Dieses unbedingte Vertrauen, mit dem wir alle auf die Welt gekommen sind, haben wir in der Regel auch so ziemlich alle irgendwann verloren. Wir beschäftigen uns mit Kopfkino, hegen Befürchtungen, ängstigen uns, sind voller Misstrauen in uns selbst und andere. Es kann ja so viel passieren. Und was mache ich dann?

Zum Beispiel bereit sein. Bereit sein, Veränderungen anzunehmen. Bereit sein, die eigenen Sichtweisen in Frage zu stellen. Bereit sein, den anderen mit anderen Augen zu betrachten oder auch mich selbst.
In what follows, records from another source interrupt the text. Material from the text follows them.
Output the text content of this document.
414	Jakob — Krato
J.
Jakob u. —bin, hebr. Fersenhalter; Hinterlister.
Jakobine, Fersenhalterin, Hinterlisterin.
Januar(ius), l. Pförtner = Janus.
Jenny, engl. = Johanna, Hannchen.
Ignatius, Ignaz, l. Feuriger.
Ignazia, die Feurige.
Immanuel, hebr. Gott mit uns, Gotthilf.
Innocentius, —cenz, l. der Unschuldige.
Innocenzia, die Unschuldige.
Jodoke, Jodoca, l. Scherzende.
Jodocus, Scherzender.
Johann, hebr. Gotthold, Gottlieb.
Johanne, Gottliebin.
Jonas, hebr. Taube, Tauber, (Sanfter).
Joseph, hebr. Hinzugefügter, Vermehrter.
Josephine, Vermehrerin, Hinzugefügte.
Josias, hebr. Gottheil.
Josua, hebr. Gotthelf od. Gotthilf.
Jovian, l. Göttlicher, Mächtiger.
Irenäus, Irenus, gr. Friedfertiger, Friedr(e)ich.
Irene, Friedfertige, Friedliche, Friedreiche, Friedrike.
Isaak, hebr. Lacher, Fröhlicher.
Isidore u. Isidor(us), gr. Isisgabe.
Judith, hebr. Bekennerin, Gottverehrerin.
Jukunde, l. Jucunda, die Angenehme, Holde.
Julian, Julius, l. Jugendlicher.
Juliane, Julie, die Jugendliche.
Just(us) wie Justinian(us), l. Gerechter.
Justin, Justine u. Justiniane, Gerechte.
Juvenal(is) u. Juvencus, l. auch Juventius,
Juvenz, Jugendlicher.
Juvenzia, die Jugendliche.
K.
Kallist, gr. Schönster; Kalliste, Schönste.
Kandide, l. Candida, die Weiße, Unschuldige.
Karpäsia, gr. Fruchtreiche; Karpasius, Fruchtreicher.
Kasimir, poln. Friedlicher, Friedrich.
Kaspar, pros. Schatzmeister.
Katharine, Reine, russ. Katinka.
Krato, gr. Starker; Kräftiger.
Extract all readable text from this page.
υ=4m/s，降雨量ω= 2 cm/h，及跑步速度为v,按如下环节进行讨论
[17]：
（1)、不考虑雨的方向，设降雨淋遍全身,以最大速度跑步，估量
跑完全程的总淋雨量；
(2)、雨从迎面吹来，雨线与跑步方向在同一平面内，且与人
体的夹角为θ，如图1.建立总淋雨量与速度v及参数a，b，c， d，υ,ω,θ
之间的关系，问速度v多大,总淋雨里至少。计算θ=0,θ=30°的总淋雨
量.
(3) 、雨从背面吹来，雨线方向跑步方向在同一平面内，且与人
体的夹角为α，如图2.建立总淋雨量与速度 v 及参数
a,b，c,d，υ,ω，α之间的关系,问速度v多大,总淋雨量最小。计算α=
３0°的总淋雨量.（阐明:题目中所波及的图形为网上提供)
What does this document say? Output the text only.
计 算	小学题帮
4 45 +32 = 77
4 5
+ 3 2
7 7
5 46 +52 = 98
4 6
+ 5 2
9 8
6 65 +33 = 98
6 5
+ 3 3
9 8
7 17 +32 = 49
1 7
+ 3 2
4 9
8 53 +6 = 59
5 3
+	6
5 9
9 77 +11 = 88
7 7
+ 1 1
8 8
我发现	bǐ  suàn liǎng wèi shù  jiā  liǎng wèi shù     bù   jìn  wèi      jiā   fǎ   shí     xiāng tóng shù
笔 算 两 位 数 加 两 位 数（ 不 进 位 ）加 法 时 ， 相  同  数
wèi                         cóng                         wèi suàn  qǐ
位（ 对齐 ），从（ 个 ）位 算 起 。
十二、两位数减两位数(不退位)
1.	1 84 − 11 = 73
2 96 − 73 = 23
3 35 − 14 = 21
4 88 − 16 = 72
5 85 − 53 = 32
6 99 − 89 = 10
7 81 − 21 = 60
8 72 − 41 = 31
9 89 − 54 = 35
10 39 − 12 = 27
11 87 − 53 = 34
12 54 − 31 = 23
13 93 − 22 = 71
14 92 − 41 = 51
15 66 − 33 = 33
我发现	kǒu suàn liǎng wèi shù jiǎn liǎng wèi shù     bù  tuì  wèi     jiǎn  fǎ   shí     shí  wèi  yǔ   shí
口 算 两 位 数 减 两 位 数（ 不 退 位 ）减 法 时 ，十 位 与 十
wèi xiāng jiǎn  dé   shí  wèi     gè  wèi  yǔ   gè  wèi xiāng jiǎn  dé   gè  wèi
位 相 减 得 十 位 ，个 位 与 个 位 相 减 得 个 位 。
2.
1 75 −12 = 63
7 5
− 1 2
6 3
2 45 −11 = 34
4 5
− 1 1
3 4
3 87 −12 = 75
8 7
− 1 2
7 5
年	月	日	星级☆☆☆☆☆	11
Bereit sein, andere Wege zu finden oder überhaupt nur für möglich zu halten. Bereit sein, das Leben erst einmal passieren zu lassen, bevor ich es manage. Bereit sein, mir selbst und meinen Fähigkeiten zu vertrauen. Bereit sein, den anderen Menschen zu vertrauen. Etc.

Bereit sein also, das Leben so anzunehmen, wie es gerade ist. Und genau dafür muss ich bereit sein, mich zu verändern, denn zumindest meiner Erfahrung nach macht sich das Leben nicht allzu viel aus meinen Plänen und Vorstellungen. Manchmal gibt es Übereinstimmungen, oft genug auch nicht [sic].

In diesem ganzen Prozess ist tatsächlich der erste Schritt, also die Bereitschaft nicht nur zu bekunden, sondern wirklich zu fühlen, der längste und schwierigste. All die Befürchtungen, Ängste und Zweifel, die wir so hegen, kommen ans Licht. Und überhaupt: Wieso soll ausgerechnet ich mich ändern? Das können die anderen doch bitteschön genauso gut! Oder sogar besser. Was habe ich davon, wenn ich mich ändere und die anderen einfach so weiter machen wie immer? Sobald wir uns diese Fragen stellen, sind wir in eine beliebte Falle gelaufen, die unser Ego uns stellt. Es suggeriert uns, gut für uns zu sorgen, will aber letztendlich nur das Bekannte und Etablierte behalten. Das Ego hasst Veränderungen.

„Ich bin bereit, mich zu verändern“ heißt auch, mich auf das Unbekannte einzulassen, eben nicht zu wissen, was als nächstes geschieht oder sofort zu erkennen, warum etwas passiert. Es bedeutet, das Ego weitgehend auszuschalten (es wird sich wehren!). Wenn ich die innere Bereitschaft zur Veränderung entwickle und pflege, bedeutet das eine Hinwendung zum Leben im aktuellen Moment. Ich nehme an, was gerade kommt und wie es kommt. Das muss mir nicht unbedingt gefallen, aber ich habe die innere Sicherheit, dass ich damit zurecht komme. Ich bin bereit, mich zu verändern. Ich bestehe nicht darauf, dass alles so kommt, wie ich es mir vorstelle. Ich kann mit veränderten Gegebenheiten umgehen, weil ich selbst die Veränderung in mir und für mich zulasse bzw. willkommen heiße.

Ich bin bereit, mich zu verändern und das Leben geschehen zu lassen. Eine wunderbare Grundlage für mehr inneren Frieden und Lebensfreude. Wirklich!